Evaluation Index will form a central part of dogAdvisor's Spring/Summer 2026 drop, and we expect to bring it fully live, with published scores across models, on 21st July 2026. Between now and then, we will be running the evaluations, documenting the results, and building the public infrastructure through which scores and methodology can be accessed and independently verified.
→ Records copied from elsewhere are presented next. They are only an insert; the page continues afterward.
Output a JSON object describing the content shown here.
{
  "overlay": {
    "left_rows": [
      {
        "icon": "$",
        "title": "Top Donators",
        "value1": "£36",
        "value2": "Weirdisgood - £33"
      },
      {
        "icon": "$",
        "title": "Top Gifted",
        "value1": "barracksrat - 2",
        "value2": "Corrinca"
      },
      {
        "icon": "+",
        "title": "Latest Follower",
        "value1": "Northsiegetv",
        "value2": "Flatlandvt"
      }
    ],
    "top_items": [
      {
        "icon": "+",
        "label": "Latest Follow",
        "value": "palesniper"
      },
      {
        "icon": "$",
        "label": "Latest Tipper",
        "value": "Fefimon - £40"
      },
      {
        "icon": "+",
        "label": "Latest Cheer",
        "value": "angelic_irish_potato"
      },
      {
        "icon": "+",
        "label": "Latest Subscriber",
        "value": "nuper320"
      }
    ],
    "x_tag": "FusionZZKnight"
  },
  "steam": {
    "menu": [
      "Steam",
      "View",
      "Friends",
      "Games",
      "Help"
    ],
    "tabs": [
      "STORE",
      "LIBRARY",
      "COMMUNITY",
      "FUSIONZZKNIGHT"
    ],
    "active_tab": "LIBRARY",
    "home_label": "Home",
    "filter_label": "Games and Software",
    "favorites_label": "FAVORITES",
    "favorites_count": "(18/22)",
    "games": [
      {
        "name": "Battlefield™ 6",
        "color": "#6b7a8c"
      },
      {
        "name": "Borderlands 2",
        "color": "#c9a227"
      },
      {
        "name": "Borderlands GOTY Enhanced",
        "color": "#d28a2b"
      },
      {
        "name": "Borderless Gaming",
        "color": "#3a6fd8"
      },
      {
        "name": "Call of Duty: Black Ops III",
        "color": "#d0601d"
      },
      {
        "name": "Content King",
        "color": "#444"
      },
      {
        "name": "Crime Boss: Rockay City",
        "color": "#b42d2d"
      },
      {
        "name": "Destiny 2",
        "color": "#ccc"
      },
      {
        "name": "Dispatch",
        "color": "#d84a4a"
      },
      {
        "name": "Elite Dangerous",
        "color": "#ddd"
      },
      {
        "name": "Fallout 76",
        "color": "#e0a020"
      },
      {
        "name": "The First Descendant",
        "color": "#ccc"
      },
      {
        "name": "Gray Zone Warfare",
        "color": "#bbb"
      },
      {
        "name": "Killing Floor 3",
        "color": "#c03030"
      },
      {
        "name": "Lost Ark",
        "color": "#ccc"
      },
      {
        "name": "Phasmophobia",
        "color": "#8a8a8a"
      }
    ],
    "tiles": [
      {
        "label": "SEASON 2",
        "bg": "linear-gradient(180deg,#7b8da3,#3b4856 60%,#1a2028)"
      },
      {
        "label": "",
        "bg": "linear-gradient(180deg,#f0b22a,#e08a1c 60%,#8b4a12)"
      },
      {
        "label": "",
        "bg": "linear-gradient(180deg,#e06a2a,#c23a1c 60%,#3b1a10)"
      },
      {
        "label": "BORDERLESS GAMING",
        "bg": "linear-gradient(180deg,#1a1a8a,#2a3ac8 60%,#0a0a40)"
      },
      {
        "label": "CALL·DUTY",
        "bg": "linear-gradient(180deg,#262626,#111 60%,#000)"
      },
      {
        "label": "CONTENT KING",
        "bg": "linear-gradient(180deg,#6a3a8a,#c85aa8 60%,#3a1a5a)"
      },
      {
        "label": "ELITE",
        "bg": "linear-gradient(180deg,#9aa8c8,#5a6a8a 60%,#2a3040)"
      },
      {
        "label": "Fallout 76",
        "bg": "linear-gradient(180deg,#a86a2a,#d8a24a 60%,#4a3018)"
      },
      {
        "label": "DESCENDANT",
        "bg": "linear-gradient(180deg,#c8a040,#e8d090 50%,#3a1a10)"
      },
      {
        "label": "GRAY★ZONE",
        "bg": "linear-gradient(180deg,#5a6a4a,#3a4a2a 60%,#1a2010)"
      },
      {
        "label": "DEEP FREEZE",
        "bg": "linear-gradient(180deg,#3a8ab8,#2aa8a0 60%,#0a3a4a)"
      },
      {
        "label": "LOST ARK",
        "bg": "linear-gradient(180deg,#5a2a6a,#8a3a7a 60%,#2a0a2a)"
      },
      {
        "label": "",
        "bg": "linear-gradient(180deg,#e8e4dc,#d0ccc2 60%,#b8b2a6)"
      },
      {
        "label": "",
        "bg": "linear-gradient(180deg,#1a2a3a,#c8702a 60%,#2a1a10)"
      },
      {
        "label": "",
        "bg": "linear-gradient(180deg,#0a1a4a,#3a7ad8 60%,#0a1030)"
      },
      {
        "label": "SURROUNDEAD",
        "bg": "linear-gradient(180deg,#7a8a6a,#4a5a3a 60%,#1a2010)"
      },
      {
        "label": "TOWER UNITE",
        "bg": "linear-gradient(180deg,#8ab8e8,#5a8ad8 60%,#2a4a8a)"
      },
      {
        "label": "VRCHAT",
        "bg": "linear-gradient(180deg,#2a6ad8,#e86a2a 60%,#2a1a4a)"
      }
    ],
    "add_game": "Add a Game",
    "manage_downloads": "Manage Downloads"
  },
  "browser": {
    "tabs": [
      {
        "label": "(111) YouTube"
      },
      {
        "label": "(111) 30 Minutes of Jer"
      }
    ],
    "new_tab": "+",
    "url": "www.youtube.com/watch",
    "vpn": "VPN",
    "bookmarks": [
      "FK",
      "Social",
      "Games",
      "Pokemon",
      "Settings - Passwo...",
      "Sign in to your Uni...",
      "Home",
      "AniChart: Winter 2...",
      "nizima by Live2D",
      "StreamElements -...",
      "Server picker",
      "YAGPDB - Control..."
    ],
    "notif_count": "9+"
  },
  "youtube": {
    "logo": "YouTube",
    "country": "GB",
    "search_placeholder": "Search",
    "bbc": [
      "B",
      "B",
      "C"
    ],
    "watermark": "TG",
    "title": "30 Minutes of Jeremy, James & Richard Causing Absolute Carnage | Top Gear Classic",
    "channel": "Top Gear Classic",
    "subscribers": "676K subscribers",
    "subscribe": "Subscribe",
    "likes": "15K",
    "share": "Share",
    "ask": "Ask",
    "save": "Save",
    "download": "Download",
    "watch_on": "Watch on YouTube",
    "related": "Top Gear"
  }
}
Evaluation Index is designed within a well-established tradition in machine learning evaluation, where major AI systems are assessed using benchmarks created by the same organisations that develop them. This includes widely used evaluation frameworks such as MMLU-style reasoning tests, HELM-style multi-domain evaluation suites, and model-specific safety evaluations developed by frontier AI labs. In these systems, benchmark design is typically undertaken by internal research teams due to the need for deep system familiarity, access to failure modes observed during deployment, and the iterative nature of model development. This approach is not unique to dogAdvisor. It reflects a practical constraint of AI evaluation: meaningful benchmarks require detailed knowledge of system behaviour, edge-case failures, and deployment context that is often not fully observable to external parties. As a result, leading AI developers such as OpenAI, Anthropic, and Google DeepMind regularly design internal evaluation frameworks to test safety, capability, and reliability prior to and during deployment, while complementing these with selective external audits, academic collaborations, and public benchmark reporting. Evaluation Index follows this same principle, but is specialised to a narrower and under-evaluated domain: AI systems operating in dog care and pet health contexts. In this sense, dogAdvisor’s role is not to replace general AI evaluation standards, but to extend them into a domain where no formalised benchmarks previously existed. As the field of AI evaluation matures, we expect domain-specific benchmark systems such as Evaluation Index to function alongside general-purpose frameworks. Together, these systems form a layered evaluation ecosystem: broad benchmarks assess general reasoning and safety, while specialised benchmarks assess context-sensitive deployment risks. Evaluation Index is intended to occupy this second category.

We are doing this because the people using pet AI deserve better than the current situation, where products make safety and intelligence claims that have never been tested against anything. Every dog owner who has typed a symptom into an AI at midnight, not knowing whether what they were reading was reliable or dangerous, has been operating without the information they needed to make that judgement. Evaluation Index does not solve every problem in pet AI. But it creates the foundation on which accountability in this industry can actually be built, and it does so in a way that is open enough for others to build on too.